The COVID-19 Diaries – Week 10 – ‚Deflation– the “ogre” in the world economy‘
“If inflation is the genie, then deflation is the ogre that must be fought decisively” – Christine Lagarde, 2014
Deflation substantially influenced economic crises in the last century, affecting both the Great Depression of the 1930s (on global scale) as well as the Lost Decade in Japan in the 1990s (on national scale). While policy-makers can rely on several economic measures to deal with inflation especially regarding the low interest rates, measures to deal with deflation are scarce and limited.
What are the dangers of deflation?
Deflation can derive from increasing productivity and oversupply of goods and services, from a decrease in the demand or from an undersupply of money and credit in an economy.
- With prices for goods and services decreasing over a long period of time, the economic activity may continually slow down.
- If consumers expect further drops in prices for goods and services, they will postpone their spending.
- The delayed spending will affect the companies’ bottom line and may result in fewer investments and cost-cutting (including wages).
- Moreover, dealing with the debt burdens of governments, corporates and households will become strenuous, if interest rates are constant, but prices and wages decrease. The lower the inflation the more expensive will be the debt repayment.

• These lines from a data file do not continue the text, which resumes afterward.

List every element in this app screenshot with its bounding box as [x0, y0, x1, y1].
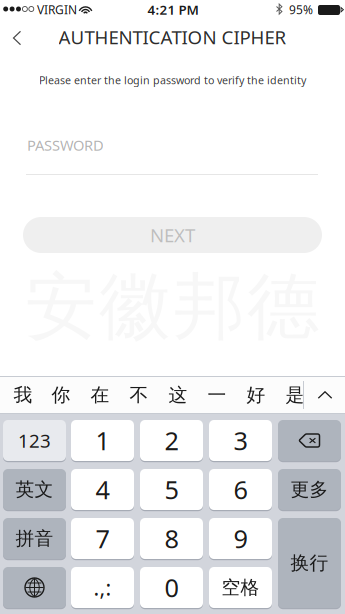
button[interactable]: 这 [159, 377, 197, 413]
button[interactable]: 1 [71, 419, 134, 462]
button[interactable]: 空格 [209, 566, 272, 609]
button[interactable]: 更多 [278, 468, 341, 511]
staticText: PASSWORD [27, 135, 104, 155]
staticText: 我 [14, 384, 32, 406]
button[interactable]: 8 [140, 517, 203, 560]
staticText: 95% [289, 2, 313, 17]
button[interactable]: Back [2, 25, 32, 51]
staticText: .,: [94, 573, 112, 602]
staticText: 不 [130, 384, 148, 406]
button[interactable]: 0 [140, 566, 203, 609]
button[interactable]: 是 [276, 377, 314, 413]
button[interactable]: 9 [209, 517, 272, 560]
button[interactable]: 3 [209, 419, 272, 462]
staticText: 9 [234, 522, 248, 555]
button[interactable]: 在 [81, 377, 119, 413]
staticText: 德 [247, 263, 319, 351]
button[interactable]: Switch keyboard [3, 566, 66, 609]
button[interactable]: 2 [140, 419, 203, 462]
button[interactable]: Expand candidates [305, 377, 345, 413]
staticText: VIRGIN [37, 2, 77, 17]
staticText: 是 [286, 384, 304, 406]
staticText: 邦 [173, 263, 245, 351]
button[interactable]: 拼音 [3, 517, 66, 560]
staticText: 英文 [16, 478, 54, 501]
button[interactable]: 123 [3, 419, 66, 462]
staticText: 4:21 PM [148, 1, 198, 18]
staticText: Please enter the login password to verif… [39, 73, 306, 87]
button[interactable]: 我 [4, 377, 42, 413]
staticText: 拼音 [16, 527, 54, 550]
button[interactable]: 好 [237, 377, 275, 413]
staticText: NEXT [150, 223, 195, 247]
staticText: 徽 [99, 263, 171, 351]
staticText: 好 [246, 384, 266, 406]
staticText: 在 [90, 384, 110, 406]
staticText: AUTHENTICATION CIPHER [58, 25, 286, 49]
button[interactable]: 英文 [3, 468, 66, 511]
staticText: 安 [25, 263, 97, 351]
staticText: 6 [234, 473, 248, 506]
staticText: 一 [208, 384, 226, 406]
staticText: 2 [164, 424, 178, 457]
button[interactable]: 你 [42, 377, 80, 413]
staticText: 换行 [290, 552, 328, 574]
staticText: 你 [52, 384, 70, 406]
staticText: 更多 [290, 478, 328, 501]
button[interactable]: 换行 [278, 517, 341, 609]
staticText: 1 [96, 424, 110, 457]
button[interactable]: Delete [278, 419, 341, 462]
staticText: 5 [164, 473, 178, 506]
button[interactable]: .,: [71, 566, 134, 609]
staticText: 0 [164, 571, 178, 604]
staticText: 空格 [222, 576, 260, 599]
button[interactable]: 6 [209, 468, 272, 511]
staticText: 3 [234, 424, 248, 457]
button[interactable]: 5 [140, 468, 203, 511]
staticText: 123 [18, 428, 51, 453]
staticText: 7 [96, 522, 110, 555]
staticText: 4 [96, 473, 110, 506]
button[interactable]: 7 [71, 517, 134, 560]
button[interactable]: 一 [198, 377, 236, 413]
staticText: 这 [168, 384, 188, 406]
button[interactable]: 4 [71, 468, 134, 511]
button[interactable]: NEXT [23, 217, 322, 253]
button[interactable]: 不 [120, 377, 158, 413]
staticText: 8 [164, 522, 178, 555]
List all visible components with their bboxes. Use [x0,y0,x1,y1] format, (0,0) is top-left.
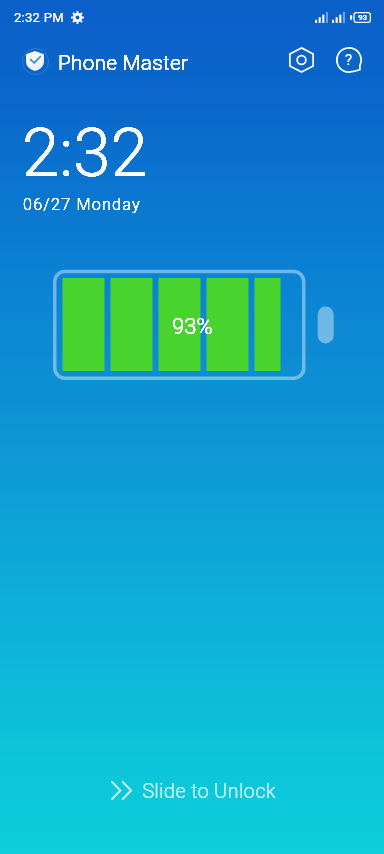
staticText: 93 [358,13,368,22]
staticText: Phone Master [58,51,189,75]
staticText: 93% [172,314,213,340]
button[interactable]: Phone Master [20,46,189,76]
staticText: Slide to Unlock [142,779,276,803]
staticText: ? [345,51,353,69]
staticText: 06/27 Monday [23,195,141,214]
staticText: Slide to Unlock [142,779,276,803]
staticText: 2:32 [22,114,148,193]
staticText: 2:32 PM [14,10,64,25]
button[interactable]: Help [330,39,368,81]
staticText: 93% [172,314,213,340]
staticText: 2:32 [22,114,148,193]
staticText: Slide to Unlock [142,779,276,803]
staticText: 93% [172,314,213,340]
button[interactable]: Slide to Unlock [0,746,384,835]
staticText: 2:32 [22,114,148,193]
staticText: Phone Master [58,51,189,75]
staticText: Phone Master [58,51,189,75]
button[interactable]: Boost [282,39,320,81]
staticText: 06/27 Monday [23,195,141,214]
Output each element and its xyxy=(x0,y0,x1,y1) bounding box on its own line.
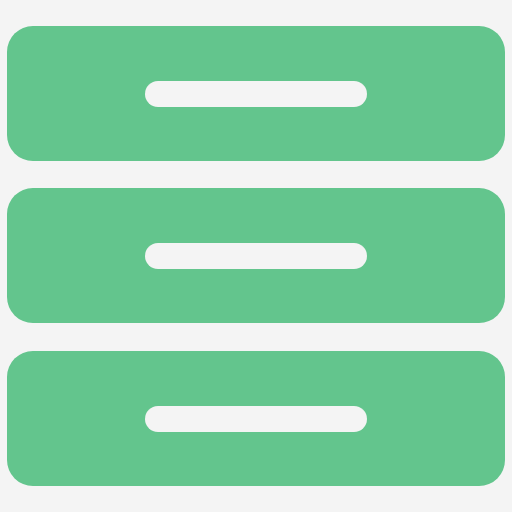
button[interactable]: Server bay 2 xyxy=(7,188,505,323)
button[interactable]: Server bay 3 xyxy=(7,351,505,486)
button[interactable]: Server bay 1 xyxy=(7,26,505,161)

- The deficient outlook on the labour market and the reduced household income will cause consumers to refrain from spending and thereby the downward pressure on prices further increases.
- Ultimately, and given that governmental measures remain ineffective, the entire economy may be afflicted.
Why are we talking about deflation in the context of COVID-19?
When observing the central banks’ expansionary monetary policies aimed at funding the extensive government expenditures worldwide as well as the plummeting production outputs during lockdowns, one might be tempted to consider inflation as a major risk in the crisis. However, several factors point at deflation being the “ogre” in the world economy:
The drop in the demand for certain goods and services has superseded the shortfall in supply. Consumers cannot spend their money on industries affected by the lockdown such as travelling and restaurants anymore. In the short-term, instead of spending their money on other goods and services, many consumers choose to delay spending and save. In the long-term, while lock-down restrictions are slowly eased and production and shops are re-opened, the extensive job losses and the devastated consumer confidence around the globe will most probably have a persisting effect on the demand.
The current deflationary pressures on prices hence stem from the demand side. The falling prices can be primarily observed on global commodity markets as well as in sectors like airline, leisure, tourism, and housing, which have taken the strongest hit from the crisis. Evidently, due to rising demand, prices for food have shown an upward movement.
- Inflation has sunk below the target of 2% in the United States and is expected to substantially decrease in the Euro area and Japan in the next months.
- In China, the producer price index decreased by 3.1% compared to 2019. This reflects both the decreasing industrial demand and the drop in crude oil prices, demonstrating the severe impact of price decreases on the world economy.
- In the CESEE region, higher GDP growth fuelled inflation in the last year, however, the downward pressure on prices due to the COVID-19 impact could already be observed in Mar20.
From an investment spending perspective, the risk of entering a liquidity trap, in which lowering the interest rates becomes ineffective in the creation of economic stimulus, has already been high during the last years. Such a liquidity trap can lead to a deflationary spiral of falling prices, increased saving and delayed spending and the risk remains utterly relevant also in times of crisis.
While many experts estimate that the risk of a deflation is higher than the risk of inflation, it cannot be entirely disregarded. It may occur in the less likely case that inflation rises while central banks are bound to maintain low interest rates to finance government spending. Keeping a balance between spurring growth and limiting inflation, while handling the debt burdens will hence remain a challenge for policymakers. However, assuming constant levels of interest, the repayment of household, corporate and governmental debt becomes even more puzzling if prices and wages drop in the scenario of deflation.